© Pixabay/Pexels
In the arid lands of eastern Aleppo, the The archaeological site of Tell Umm-el Marra has just revealed an extraordinary secret. Excavations carried out over sixteen years (1994-2010) by an international team of archaeologists have unearthed four clay cylinders which could rewrite the history of alphabetic writing. These findings were compiled in the book Animals, Ancestors and Ritual in Early Bronze Age Syria: An Elite Mortuary Complex from Umm el-Marra, available on the Harvard University website.
Tell Umm-el Marra excavation site. © Wikimedia
The Silent Guardians of Time
In the heart of ancient Syria, Tell Umm-el Marra stands as a witness to ;a time when the first city-states were beginning to flourish in the Fertile Crescent. This urban colony, established around 2700 BCE, bears witness to the emergence of the first societies complexes in northern Mesopotamia. Archaeologists have unearthed a remarkably well-preserved burial there, a true time capsule from the Early Bronze Age.

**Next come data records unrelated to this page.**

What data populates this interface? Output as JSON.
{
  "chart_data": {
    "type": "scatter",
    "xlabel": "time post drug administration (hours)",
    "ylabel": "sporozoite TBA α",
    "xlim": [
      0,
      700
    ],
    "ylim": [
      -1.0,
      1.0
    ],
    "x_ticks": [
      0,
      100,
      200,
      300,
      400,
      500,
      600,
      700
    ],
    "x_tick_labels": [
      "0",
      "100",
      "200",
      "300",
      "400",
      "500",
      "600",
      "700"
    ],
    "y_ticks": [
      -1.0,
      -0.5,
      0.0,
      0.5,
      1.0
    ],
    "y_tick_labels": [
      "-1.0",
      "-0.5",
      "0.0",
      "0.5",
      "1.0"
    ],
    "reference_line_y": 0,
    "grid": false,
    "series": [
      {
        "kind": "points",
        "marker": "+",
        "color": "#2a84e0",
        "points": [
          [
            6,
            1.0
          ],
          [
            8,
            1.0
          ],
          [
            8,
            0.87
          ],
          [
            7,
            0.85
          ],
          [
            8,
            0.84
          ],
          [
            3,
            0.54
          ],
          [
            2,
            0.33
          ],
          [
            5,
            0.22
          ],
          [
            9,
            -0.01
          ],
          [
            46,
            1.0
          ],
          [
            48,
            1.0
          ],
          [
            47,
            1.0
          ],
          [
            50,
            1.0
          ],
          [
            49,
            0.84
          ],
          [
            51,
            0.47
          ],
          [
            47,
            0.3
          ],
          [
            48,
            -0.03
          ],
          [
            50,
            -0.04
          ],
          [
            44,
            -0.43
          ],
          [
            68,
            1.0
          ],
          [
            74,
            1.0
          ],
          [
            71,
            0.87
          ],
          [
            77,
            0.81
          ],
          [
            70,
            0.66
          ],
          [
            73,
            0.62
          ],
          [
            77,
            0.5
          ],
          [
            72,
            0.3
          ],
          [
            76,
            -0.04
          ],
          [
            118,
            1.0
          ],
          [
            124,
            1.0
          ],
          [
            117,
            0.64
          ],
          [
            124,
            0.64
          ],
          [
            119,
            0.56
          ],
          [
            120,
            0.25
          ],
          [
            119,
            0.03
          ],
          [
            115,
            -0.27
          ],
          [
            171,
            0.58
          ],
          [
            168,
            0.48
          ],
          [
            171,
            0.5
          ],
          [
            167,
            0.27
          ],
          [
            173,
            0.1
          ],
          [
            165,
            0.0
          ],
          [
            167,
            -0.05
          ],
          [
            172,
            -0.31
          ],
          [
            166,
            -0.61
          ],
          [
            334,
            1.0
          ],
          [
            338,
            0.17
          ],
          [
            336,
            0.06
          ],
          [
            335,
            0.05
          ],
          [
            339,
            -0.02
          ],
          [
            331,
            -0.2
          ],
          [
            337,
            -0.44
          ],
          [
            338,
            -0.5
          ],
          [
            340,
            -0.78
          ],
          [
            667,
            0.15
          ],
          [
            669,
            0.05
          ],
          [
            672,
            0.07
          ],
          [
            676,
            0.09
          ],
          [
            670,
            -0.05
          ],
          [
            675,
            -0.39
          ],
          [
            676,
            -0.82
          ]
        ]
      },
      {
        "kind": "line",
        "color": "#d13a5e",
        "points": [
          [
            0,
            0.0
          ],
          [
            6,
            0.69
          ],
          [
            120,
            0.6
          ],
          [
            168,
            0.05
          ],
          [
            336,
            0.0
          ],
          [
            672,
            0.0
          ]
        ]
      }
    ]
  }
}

The funerary goods reflect the sophistication of this society: finely carved gold and silver jewelry demonstrates mastery of metalworking techniques, bronze spearheads prove an established military organization, while elaborately patterned pottery reveals a flourishing local craft. But among these sumptuous treasures, four small, seemingly modest clay cylinders have just overturned our understanding of history.
These meticulously perforated cylinders bear inscriptions whose importance far exceeds their apparent simplicity. The inscriptions they bear bear no resemblance to either Sumerian pictograms or contemporary Egyptian hieroglyphs. Their graphic simplicity and limited number suggest a radically new approach to writing, perhaps the first attempt at an alphabetic system.

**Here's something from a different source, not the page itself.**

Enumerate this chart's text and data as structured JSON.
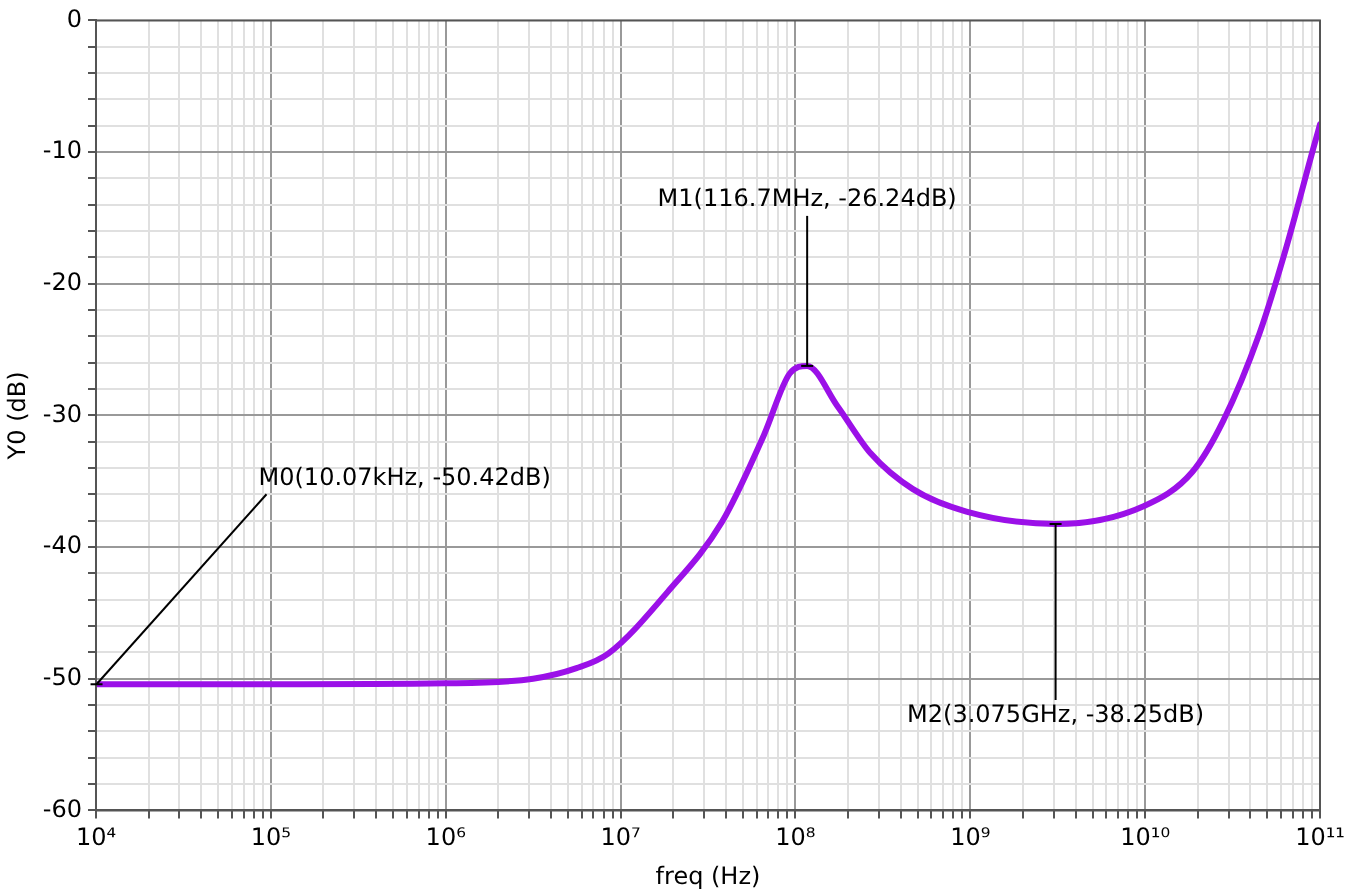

These tiny clay cylinders may hold the secret to the first alphabet. © Glenn Schwartz/Johns Hopkins University
200% Deposit Bonus up to €3,000 180% First Deposit Bonus up to $20,000A Chronological Upheaval and geographic
Dated to 2400 BCE, These artifacts predate the alleged invention of the alphabet by five centuries. Until now, specialists had dated this innovation to around 1,900 B.C., attributing it to workers from Canaan (a region that roughly corresponds to the combined territories of present-day Israel, Palestine, Lebanon, western Jordan, and Syria) working in Egypt.
Indeed, it is now widely accepted that the first alphabets were born in the Near East, in the Semitic world, around the 2nd millennium B.C. The Phoenicians (part of the Canaanites), a people of Semitic traders, are often cited as the first to have developed a completely alphabetical, around the 14th century BC. This alphabet was then adopted and adapted by many other civilizations: the Greeks and the Romans, in particular.
This chronology, firmly anchored in historiography, is today shaken. Tell Umm-el Marra, located at the crossroads of ancient trade routes, now appears as a possible center of scriptural innovation. This strategic position could have encouraged the emergence of new modes of communication, responding to the needs of growing commercial exchanges.
If the alphabet was born in Syria and not in Egypt, our theories on the diffusion of cultural innovations in Antiquity need a profound revision. The researchers from Johns Hopkins and Amsterdam universities, who are behind this work, are nevertheless cautious: the inscriptions on the cylinders remain undeciphered, leaving doubts as to their exact nature. Was this writing system destined to evolve into a more complex alphabet, or was it a dead end in the history of writing??
While archaeologists continue their investigations in the region, there remains hope of discovering other traces of this possible first alphabetic writing, to shed further light on this little-known chapter in the history of human communication.
- Clay cylinders dating from 2400 BC, discovered at Tell Umm-el Marra in Syria, may represent the earliest attempt at alphabetic writing.
- These artifacts thus call into question the geographical and chronological origin of the alphabet, traditionally attributed to Egypt around 1900 BC. J.-C.
- The inscriptions nevertheless remain undeciphered, leaving open the question of their role in the evolution of writing.